Snow day
The snow finally came today, after months of my kids whining. In their minds winter means snowmen, snowball fights, sledding, and tracking animals. I’d grown scared that climate change might leave these expectations perpetually disappointed.
It packs well. I had the baby in the carrier so we didn’t throw many snowballs at each other. We used the side of our trash can as a target, aiming at the city logo on the side, then went to the back yard to build a snowman with spindly stick arms. My kids rolled handfuls of snow into boulders then called me to supervise as they lifted the boulders into place, bringing our snowman to identifiable form out of dispersed elements. I went it to collect a carrot to make a nose and poured a small glass of scotch to bring to our backdoor neighbor who was out shoveling. The kids gave the snowman a face and the baby laughed. I delivered the scotch and we made small talk about whether the government shutdown would delay the tax returns we hoped to spend on scotch, then about home insulation and learning to live with the cold that comes with old houses. We renewed our perpetual “we should eventually hang out” just as my kids demanded I intervene immediately to help shore up the snowman’s nose; the large carrot had begun to droop.
We packed more snow around the carrot and my oldest found bits of leaf and twig to make eyes and a zipper, saying something like “traditional snowmen have buttons but no one has buttons on their coat nowadays, this snowman lives today.” I stepped back to admire the forward thinking man of frozen water and accidentally walked on the mound of leaves under the snow. A few weeks ago we noticed a hole burrowed in the top of the leave pile. We decided to leave it there so as not to disturb what I hope is a chipmunk and not a rat or snake. My five year old looked worried I’d stepped on whatever it was, and said I should pay more attention to animals like she does. The baby began to fuss so I said I was taking her in. The kids said they’d come too. My oldest decided to finish our fun by making a snow angel.
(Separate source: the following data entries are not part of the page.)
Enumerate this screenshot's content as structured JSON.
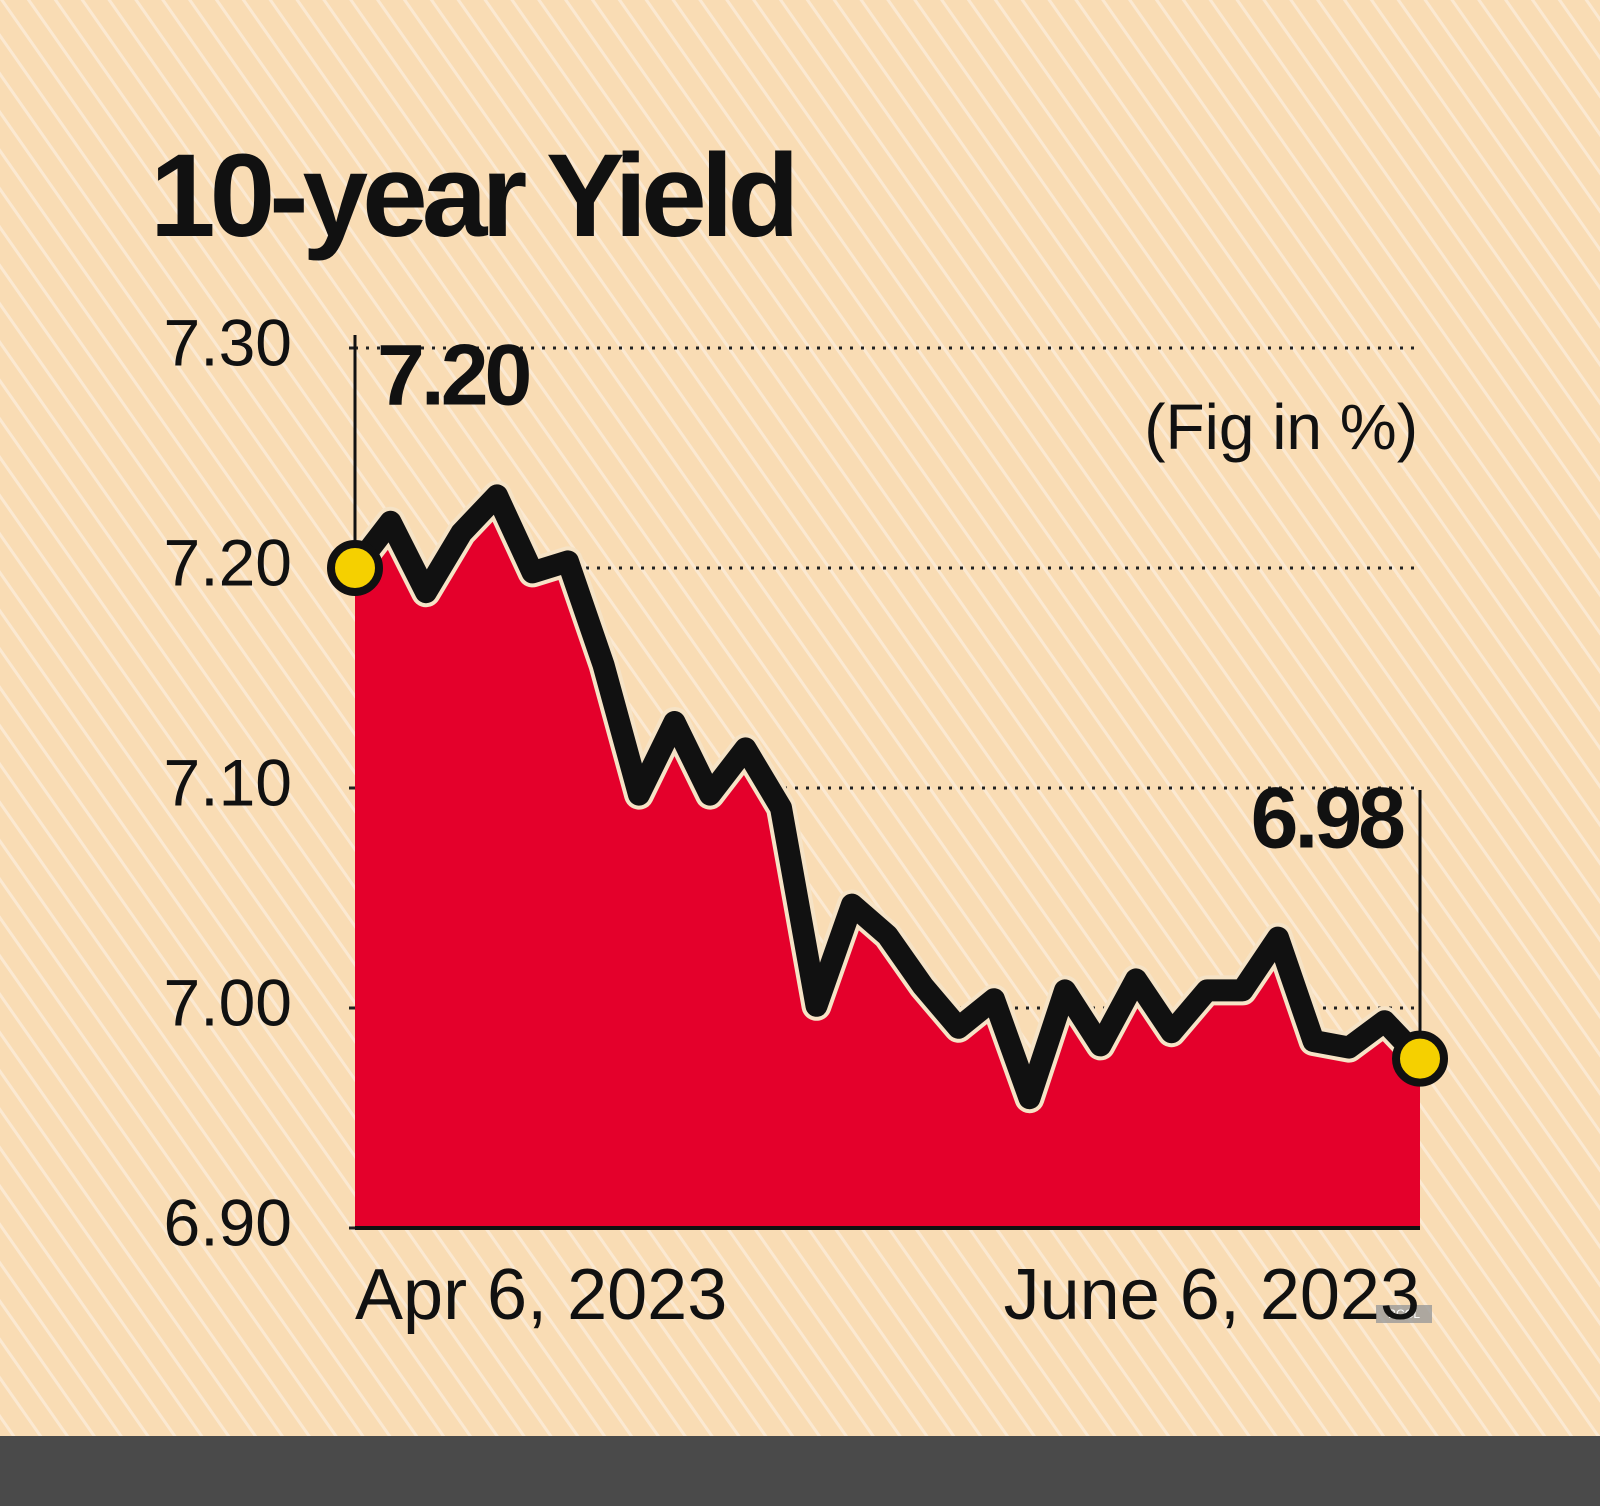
{
  "chart_data": {
    "type": "area",
    "title": "10-year Yield",
    "note": "(Fig in %)",
    "watermark": "BCCL",
    "categories": [
      "Apr 6, 2023",
      null,
      null,
      null,
      null,
      null,
      null,
      null,
      null,
      null,
      null,
      null,
      null,
      null,
      null,
      null,
      null,
      null,
      null,
      null,
      null,
      null,
      null,
      null,
      null,
      null,
      null,
      null,
      null,
      null,
      "June 6, 2023"
    ],
    "values": [
      7.2,
      7.221,
      7.189,
      7.216,
      7.233,
      7.198,
      7.203,
      7.156,
      7.097,
      7.13,
      7.097,
      7.118,
      7.091,
      7.001,
      7.047,
      7.033,
      7.01,
      6.991,
      7.004,
      6.959,
      7.008,
      6.983,
      7.013,
      6.989,
      7.008,
      7.008,
      7.032,
      6.985,
      6.982,
      6.994,
      6.977
    ],
    "value_labels": [
      "7.20",
      null,
      null,
      null,
      null,
      null,
      null,
      null,
      null,
      null,
      null,
      null,
      null,
      null,
      null,
      null,
      null,
      null,
      null,
      null,
      null,
      null,
      null,
      null,
      null,
      null,
      null,
      null,
      null,
      null,
      "6.98"
    ],
    "color": "#e4002b",
    "line_color": "#111111",
    "marker_color": "#f5d000",
    "ylim": [
      6.9,
      7.3
    ],
    "yticks": [
      {
        "value": 6.9,
        "label": "6.90"
      },
      {
        "value": 7.0,
        "label": "7.00"
      },
      {
        "value": 7.1,
        "label": "7.10"
      },
      {
        "value": 7.2,
        "label": "7.20"
      },
      {
        "value": 7.3,
        "label": "7.30"
      }
    ],
    "grid": true
  }
}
An innovator, she decided to do this one face down so it would have a face print. It worked surprisingly well - it looked good and it meant she didn’t complain about going inside as she’d partially frozen her face from the cold.
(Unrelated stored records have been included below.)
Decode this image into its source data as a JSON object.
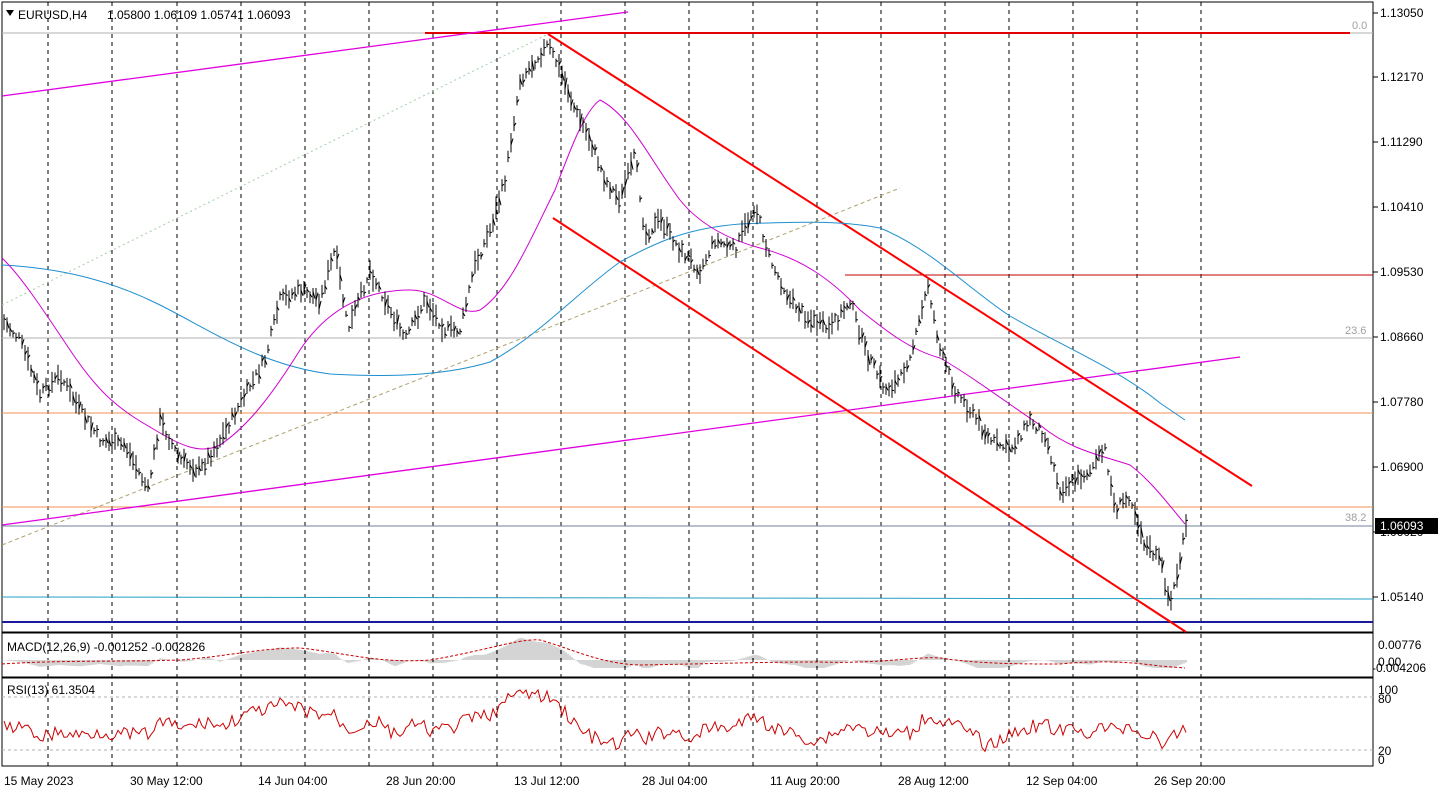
{
  "header": {
    "symbol": "EURUSD,H4",
    "ohlc": "1.05800 1.06109 1.05741 1.06093"
  },
  "price_axis": {
    "ticks": [
      "1.13050",
      "1.12170",
      "1.11290",
      "1.10410",
      "1.09530",
      "1.08660",
      "1.07780",
      "1.06900",
      "1.06020",
      "1.05140"
    ],
    "current_price": "1.06093"
  },
  "fibonacci": {
    "levels": [
      "0.0",
      "23.6",
      "38.2"
    ]
  },
  "time_axis": {
    "labels": [
      "15 May 2023",
      "30 May 12:00",
      "14 Jun 04:00",
      "28 Jun 20:00",
      "13 Jul 12:00",
      "28 Jul 04:00",
      "11 Aug 20:00",
      "28 Aug 12:00",
      "12 Sep 04:00",
      "26 Sep 20:00"
    ]
  },
  "macd": {
    "label": "MACD(12,26,9) -0.001252 -0.002826",
    "ticks": [
      "0.00776",
      "0.00",
      "-0.004206"
    ]
  },
  "rsi": {
    "label": "RSI(13) 61.3504",
    "ticks": [
      "100",
      "80",
      "20",
      "0"
    ]
  },
  "colors": {
    "channel": "#ff0000",
    "trendline": "#e000e0",
    "ma_fast": "#d000d0",
    "ma_slow": "#1e8fd0",
    "bars": "#000000",
    "rsi": "#cc0000",
    "macd_signal": "#cc0000",
    "macd_hist": "#a8a8a8"
  }
}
The snow meant our yard did not offer the usual harvest crop of worries. A year or two ago we killed all the grass and planted wildflowers, some of which stand over six feet high. In early july the parade of blooms, bright against their backdrop of green, justifies our choices. In late fall it looks brown, dry, disordered, skeletal - neglected. We live in a neighborhood where people have bigger problems than our weird yard, but still. One never wants to stand out or be a nuisance, unless it’s intended as a fuck you to a specific and deserving person. I want to put in a fence eventually, and maybe a bench, to underline that this is a deliberate use the yard and not dereliction.
The snow dressed up the yard nicely, softening the scraggly dried and dormant plants and wrapping the remaining seed-heads into small clusters of white at different heights. It looked a bit like a snapshot of the snow storm. For the whole outing I didn’t think about yard, work, money, home maintenance, aging, and so on. The snow muted all that clamor, my mind staying full of that snowfall shushing sound even after we returned indoors, for easily a full five or maybe even ten minutes.